That in turn means a larger install base for Nintendo games: the platform sold nearly 80 million software units in the final calendar quarter of 2020, and it had the strongest first quarter the Switch has seen in 2021.
Jess Zammit, a writer and researcher living in Sydney, said over the course of the pandemic she had noticed more and more of her friends and colleagues were starting to pick up controllers.
“It’s the first time that I’ve been able to talk to my co-workers about the games that I’m playing. They’re all psychology academics, and they used to all look at me weird like, ‘oh, whatever, Jess is off playing video games by herself’,” she said.
“But now I can have conversations with them, and we can play together like, ‘oh come to my Animal Crossing island’. It’s like this whole new level of connection with people that I couldn’t really connect with before.”

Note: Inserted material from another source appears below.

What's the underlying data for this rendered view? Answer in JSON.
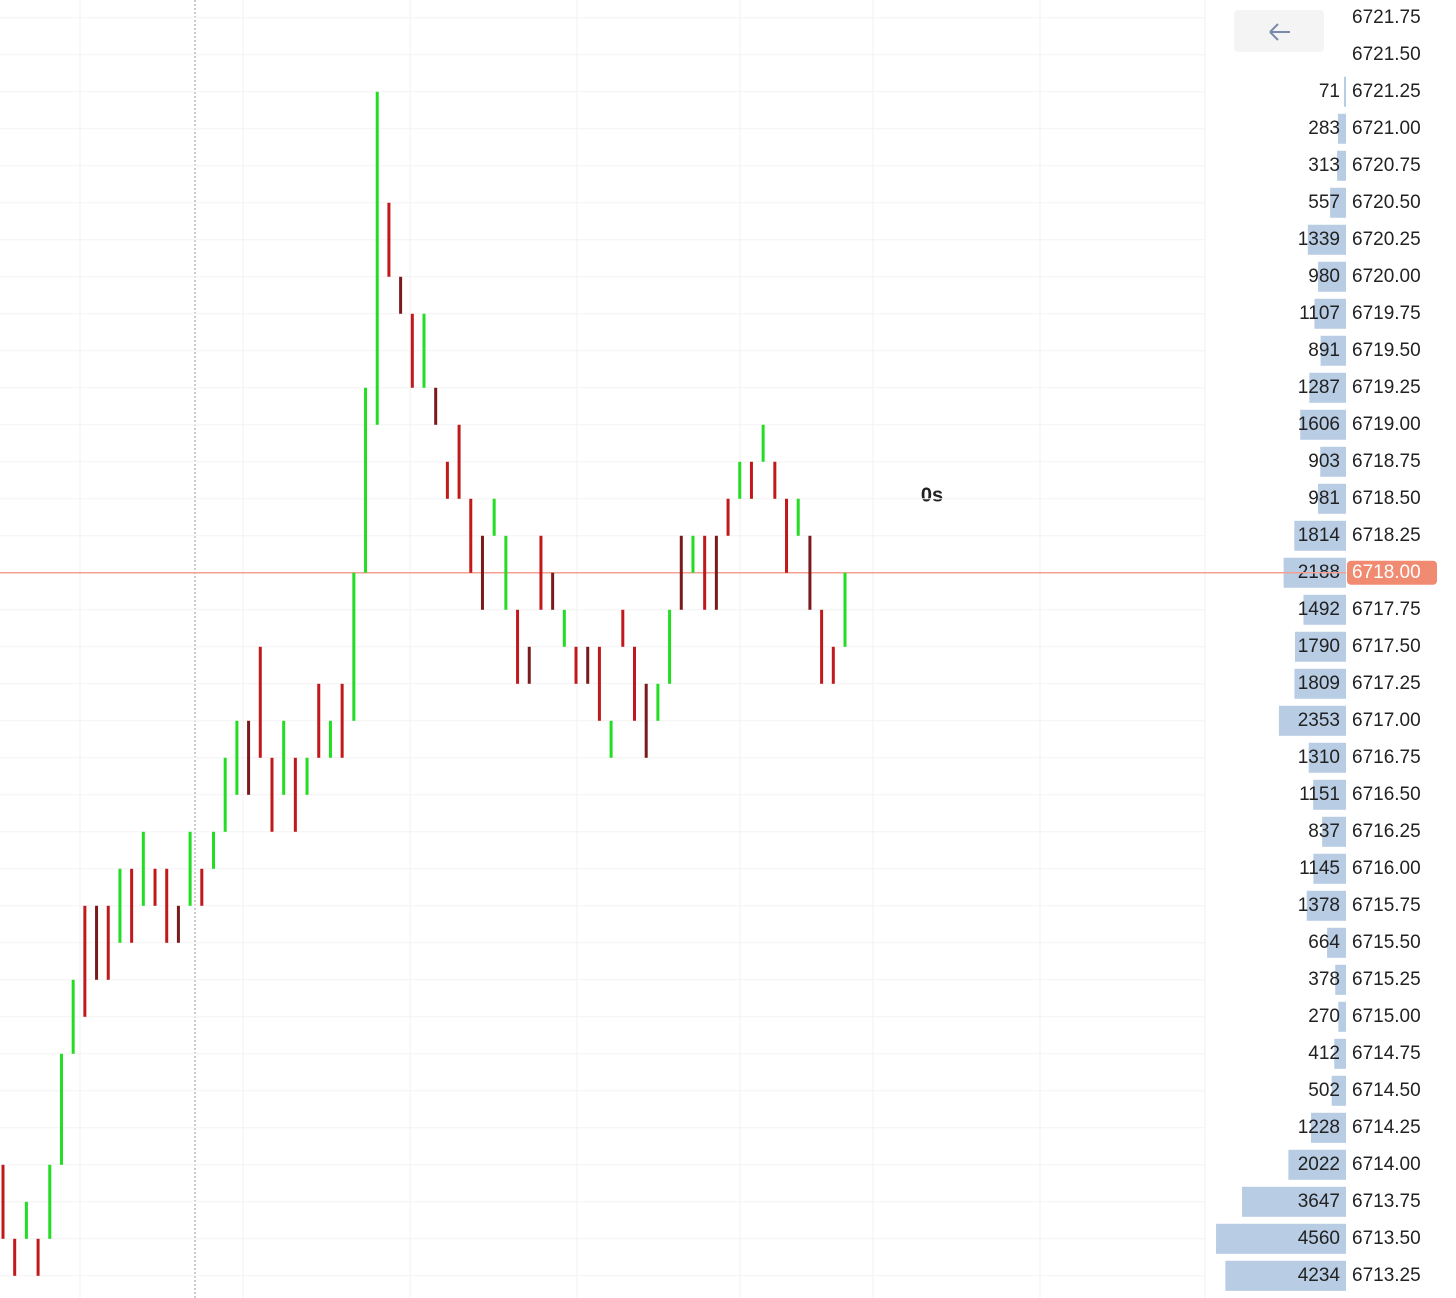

And it’s not only Nintendo enjoying unprecedented success; the number of people playing video games on dedicated consoles has been growing in Australia and worldwide for years, despite claims as early as the mid-2000s that mobile and streaming tech would ruin the industry. And lockdowns have only accelerated the upwards climb.
The general lack of availability of 2020’s new next generation systems — the PlayStation 5 and Xbox Series X — may make it seem as though there aren’t many of the consoles in homes. In fact, the systems are selling faster than any of their predecessors. The frequently sold-out PS5 for example hit 10 million units sold last month, making it the second-fastest console to hit that milestone (behind only the Wii), and that’s despite supply chain issues and component shortages because of COVID-19.
Microsoft said last month the Series X — taken together with the cheaper and much more available Series S — were also the fastest-selling Xbox consoles ever, though it declined to give a sales number. Its previous fastest-selling system over the same period of time was the Xbox One at 5.7 million units, so it’s higher than that.
“A lot of people are coming back to gaming. People who might not have played since the Nintendo 64 or original Xbox, who might have skipped a few generations because they didn’t have the time to keep up the hobby,” Ms Zammit said.
“But a lot of the other commitments they had in their lives, they no longer have. They have to find something to do inside. I know quite a few people that have done that.”